For illustrative purposes, I am first going to illustrate the computation for the last two bullet points above in the specific case of $~k = 3.~$ Then, I will generalize the formula for any $~k \in \{1,2,3,4,5,6\}.$
Assuming that the $~3~$ people who will not get any hearts have been determined, the number of ways that these $~3~$ people can each get a pair of non-hearts is
$$N_1 = \binom{35}{2} \times \binom{33}{2} \times \binom{31}{2} = \frac{(35)!}{(29)! \times 2^3} \\
= \frac{(35)!}{\{35 - [2(6-3)]\}! \times 2^{6-3}}.$$
The reasoning behind the computation of $~N_1~$ above is very similar to the reasoning that was used in Addendum-1.
At this point, regardless of which $~6~$ non-hearts have been dealt to the $~3~$ players chosen to receive non-hearts, there will now be $~29~$ non-hearts and $~10~$ hearts left in the deck.
Then, the number of ways that the $~3~$ remaining people can each be dealt 1 heart + 1 non-heart is
$$N_2 = \left[ ~\binom{29}{1} \times \binom{10}{1} ~\right] \\
\times \left[ ~\binom{28}{1} \times \binom{9}{1} ~\right] \\
\times \left[ ~\binom{27}{1} \times \binom{8}{1} ~\right] \\
= \frac{(29)!}{(26)!} \times \frac{(10)!}{7!} \\
= \frac{[23 + (2\times 3)]!}{[23 + (1\times 3)]!} \times \frac{(10)!}{(10 - 3)!}.$$
The reasoning here is that there are $~3~$ people who are each going to get $~1~$ heart and $~1~$ non-heart. For the sake of convenience denote them as Player-1, Player-2, and Player-3.
The first two factors above represent the number of ways that Player-1 can receive his two cards. Once Player-1 receives his two cards, the deck will have changed to $~28~$ non-hearts, and $~9~$ hearts. So, the second factor represents the number of ways that Player-2 receives his two cards, after Player-1 has received his.

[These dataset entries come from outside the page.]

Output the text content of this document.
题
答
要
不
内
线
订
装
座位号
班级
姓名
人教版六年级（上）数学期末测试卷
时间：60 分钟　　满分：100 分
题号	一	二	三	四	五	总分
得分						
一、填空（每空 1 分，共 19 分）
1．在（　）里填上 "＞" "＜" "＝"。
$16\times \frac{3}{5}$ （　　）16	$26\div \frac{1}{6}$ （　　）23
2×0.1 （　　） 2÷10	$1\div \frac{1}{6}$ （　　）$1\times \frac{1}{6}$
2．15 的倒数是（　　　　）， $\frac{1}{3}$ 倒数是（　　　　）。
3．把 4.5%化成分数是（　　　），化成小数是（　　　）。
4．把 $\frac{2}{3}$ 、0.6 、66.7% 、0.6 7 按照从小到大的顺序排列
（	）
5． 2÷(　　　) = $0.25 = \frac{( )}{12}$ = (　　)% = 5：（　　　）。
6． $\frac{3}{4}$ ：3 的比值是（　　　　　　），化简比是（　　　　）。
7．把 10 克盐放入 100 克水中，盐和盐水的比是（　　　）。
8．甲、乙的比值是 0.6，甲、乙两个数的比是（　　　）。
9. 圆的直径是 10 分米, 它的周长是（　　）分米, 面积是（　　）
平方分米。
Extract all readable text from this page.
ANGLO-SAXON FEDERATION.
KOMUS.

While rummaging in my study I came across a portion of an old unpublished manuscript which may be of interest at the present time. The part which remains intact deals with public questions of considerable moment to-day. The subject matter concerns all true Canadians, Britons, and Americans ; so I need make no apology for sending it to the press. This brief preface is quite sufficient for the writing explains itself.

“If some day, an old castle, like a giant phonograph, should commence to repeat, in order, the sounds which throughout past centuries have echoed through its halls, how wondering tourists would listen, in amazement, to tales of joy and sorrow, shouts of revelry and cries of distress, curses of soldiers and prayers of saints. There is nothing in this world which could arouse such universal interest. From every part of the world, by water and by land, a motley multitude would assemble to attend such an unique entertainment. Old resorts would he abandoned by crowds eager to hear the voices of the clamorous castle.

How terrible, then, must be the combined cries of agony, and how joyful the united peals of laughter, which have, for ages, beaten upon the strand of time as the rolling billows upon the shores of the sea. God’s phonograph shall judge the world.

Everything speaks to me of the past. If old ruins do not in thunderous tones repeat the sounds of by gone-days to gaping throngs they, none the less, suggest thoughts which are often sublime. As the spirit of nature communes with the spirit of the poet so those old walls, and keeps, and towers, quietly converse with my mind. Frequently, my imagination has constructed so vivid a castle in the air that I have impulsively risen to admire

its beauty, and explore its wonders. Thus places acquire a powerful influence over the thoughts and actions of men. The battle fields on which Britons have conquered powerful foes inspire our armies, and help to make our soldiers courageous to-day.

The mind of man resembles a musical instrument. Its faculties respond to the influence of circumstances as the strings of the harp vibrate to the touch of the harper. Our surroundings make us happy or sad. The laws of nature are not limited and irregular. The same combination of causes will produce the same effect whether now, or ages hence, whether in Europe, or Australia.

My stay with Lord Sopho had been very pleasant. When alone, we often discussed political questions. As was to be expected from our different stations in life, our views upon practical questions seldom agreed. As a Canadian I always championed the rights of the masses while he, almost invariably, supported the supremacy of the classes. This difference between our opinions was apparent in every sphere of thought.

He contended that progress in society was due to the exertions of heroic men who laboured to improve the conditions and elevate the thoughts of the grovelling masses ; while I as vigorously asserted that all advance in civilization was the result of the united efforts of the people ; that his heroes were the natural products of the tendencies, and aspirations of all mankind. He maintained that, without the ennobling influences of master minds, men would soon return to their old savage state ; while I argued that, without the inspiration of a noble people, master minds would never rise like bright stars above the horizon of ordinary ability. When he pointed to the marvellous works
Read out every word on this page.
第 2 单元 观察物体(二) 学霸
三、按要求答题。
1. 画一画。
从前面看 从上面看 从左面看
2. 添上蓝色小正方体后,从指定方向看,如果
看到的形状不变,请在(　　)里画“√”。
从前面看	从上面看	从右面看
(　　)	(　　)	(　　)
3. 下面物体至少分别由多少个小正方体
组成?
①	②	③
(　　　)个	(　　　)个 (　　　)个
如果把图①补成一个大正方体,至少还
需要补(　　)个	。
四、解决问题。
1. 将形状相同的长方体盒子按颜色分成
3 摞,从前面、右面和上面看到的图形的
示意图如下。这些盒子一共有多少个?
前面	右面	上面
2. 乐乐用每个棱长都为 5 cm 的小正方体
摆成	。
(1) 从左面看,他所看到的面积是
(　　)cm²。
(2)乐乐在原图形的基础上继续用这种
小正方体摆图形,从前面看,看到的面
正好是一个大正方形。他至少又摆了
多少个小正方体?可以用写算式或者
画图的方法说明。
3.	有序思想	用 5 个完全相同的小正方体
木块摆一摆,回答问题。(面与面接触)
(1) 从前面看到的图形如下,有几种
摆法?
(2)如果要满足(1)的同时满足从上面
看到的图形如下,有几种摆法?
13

Then, with $~k = 3,~$ the product $~N_1 \times N_2~$ represents the product of :
You can see how this would generalize.
For general values of $~k \in \{1,2,3,4,5,6\},~$
$$N_1 = \frac{(35)!}{(23 + 2k)! \times 2^{6-k}} $$
and
$$N_2 = \frac{(23 + 2k)!}{(23 + k)!} \times \frac{(10)!}{(10-k)!}. $$
If you experiment with various other values of $~k \in \{1,2,3,4,5,6\},~$ following the approach that I took in this section, you will see that the formulas for $~N_1~$ and $~N_2~$ work.